As of last week, The New York Times instituted a pay-for-access program for their web-based services. The success or failure of journalism in the digital age rests upon the success or failure of this move by The Times. If the experiment succeeds, it could very well save the future of reliable, accurate and in-depth reporting – the sort of reporting that's vital to the smooth workings of democratic society.
Internet users are accustomed to news access being free with the price of an Internet connection, and there is a valid historical reason for that: Online news services developed before a reliable and safe way existed to collect direct payment over the tubes. Thus, when online news agencies wanted to monetize, they went the route of online advertising in the form of pop-ups, built-in ads, flash ads and the other annoyances Internet users hate and often choose to block.
Given the popularity of ad-blocking software, online advertising revenue alone can't be expected to sustain a newspaper in the digital age. The print sector is seeing a steady decrease in subscriptions, so papers like The Times can't expect to fund their online component with revenue from the tangible product. The Times is in danger of failing and many other newspapers are in similar positions. Several thousand papers in the United States – mostly local rags – have gone belly-up already because they couldn't stay profitable.
If The New York Times' pay-for-online-access scheme takes the paper out of the red, it would mean saving the news industry as we know it. Newspapers provide the in-depth, detailed reporting that we cannot rely on television outlets to deliver. Their product isn't failing due to a lack of interest; it's failing because the industry hasn't figured out how to remain profitable when online newsreaders expect their product for free.
I expect the new system to be a marginal success. I don't think it'll make The Times the profitable venture it once was, but I think it will allow it to continue running and delivering an excellent level of quality in reporting.
I also expect the development of different "levels" of news available to online readers. We'll see pay sites like The New York Times, The Economist and maybe The Wall Street Journal delivering a very high-quality product to paying customers. We'll also see online outlets that continue to thrive on a combination of ad revenue and donations, but the news generated from them will not be up to the same standard.
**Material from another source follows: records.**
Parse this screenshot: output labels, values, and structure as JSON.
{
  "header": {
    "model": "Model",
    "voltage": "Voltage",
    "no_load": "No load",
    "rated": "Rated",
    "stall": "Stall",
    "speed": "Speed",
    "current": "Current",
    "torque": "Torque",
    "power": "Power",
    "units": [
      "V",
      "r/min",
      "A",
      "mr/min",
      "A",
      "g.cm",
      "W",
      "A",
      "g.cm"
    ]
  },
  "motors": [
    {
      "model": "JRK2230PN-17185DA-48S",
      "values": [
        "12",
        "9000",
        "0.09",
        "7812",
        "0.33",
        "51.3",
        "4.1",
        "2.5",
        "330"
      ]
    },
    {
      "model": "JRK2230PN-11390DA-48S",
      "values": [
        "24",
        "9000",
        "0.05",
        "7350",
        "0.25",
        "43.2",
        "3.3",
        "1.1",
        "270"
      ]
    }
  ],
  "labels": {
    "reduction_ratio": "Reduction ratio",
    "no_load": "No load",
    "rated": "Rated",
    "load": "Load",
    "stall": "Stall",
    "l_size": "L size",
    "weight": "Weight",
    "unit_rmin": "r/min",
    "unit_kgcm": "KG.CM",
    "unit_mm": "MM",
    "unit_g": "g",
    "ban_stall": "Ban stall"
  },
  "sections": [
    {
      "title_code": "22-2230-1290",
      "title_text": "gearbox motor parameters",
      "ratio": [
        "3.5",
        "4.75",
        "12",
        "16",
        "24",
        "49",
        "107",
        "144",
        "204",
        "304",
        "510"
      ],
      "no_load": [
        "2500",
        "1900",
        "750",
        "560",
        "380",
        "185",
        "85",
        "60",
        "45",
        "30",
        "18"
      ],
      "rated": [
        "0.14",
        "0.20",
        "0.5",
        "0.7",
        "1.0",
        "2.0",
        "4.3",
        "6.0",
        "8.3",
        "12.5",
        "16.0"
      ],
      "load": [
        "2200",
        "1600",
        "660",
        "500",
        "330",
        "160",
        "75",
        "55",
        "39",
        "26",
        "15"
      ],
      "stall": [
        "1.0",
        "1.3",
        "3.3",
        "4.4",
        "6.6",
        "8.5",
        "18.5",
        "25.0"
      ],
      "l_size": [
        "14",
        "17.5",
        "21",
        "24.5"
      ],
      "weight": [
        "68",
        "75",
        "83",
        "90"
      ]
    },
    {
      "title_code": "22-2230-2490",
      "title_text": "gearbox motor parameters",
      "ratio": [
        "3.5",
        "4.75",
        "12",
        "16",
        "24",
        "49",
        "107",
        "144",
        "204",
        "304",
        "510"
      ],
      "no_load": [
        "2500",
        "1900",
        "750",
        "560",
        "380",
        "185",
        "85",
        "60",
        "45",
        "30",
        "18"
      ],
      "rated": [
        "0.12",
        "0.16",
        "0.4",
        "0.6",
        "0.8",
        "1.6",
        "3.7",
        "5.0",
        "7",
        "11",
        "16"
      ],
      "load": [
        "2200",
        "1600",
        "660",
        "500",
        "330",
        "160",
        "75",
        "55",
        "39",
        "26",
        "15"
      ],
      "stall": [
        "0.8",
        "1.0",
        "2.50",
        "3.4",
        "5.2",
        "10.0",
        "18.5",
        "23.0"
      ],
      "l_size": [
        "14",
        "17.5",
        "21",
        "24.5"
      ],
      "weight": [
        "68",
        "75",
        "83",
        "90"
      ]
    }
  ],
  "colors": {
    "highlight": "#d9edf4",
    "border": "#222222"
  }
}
I respect and cherish free access to information, but top news stories will always be found freely on the Internet for users that only require the headlines. As people once gathered in store windows to watch a breaking news release, Internet users will gather at free news sites for basic information and reporting.
However, for those of us who want or need the in-depth reporting and analysis which we've come to expect from outlets like The New York Times, that should be something for which we all have to pay. Journalists, editors and web lackeys all have to eat too, after all.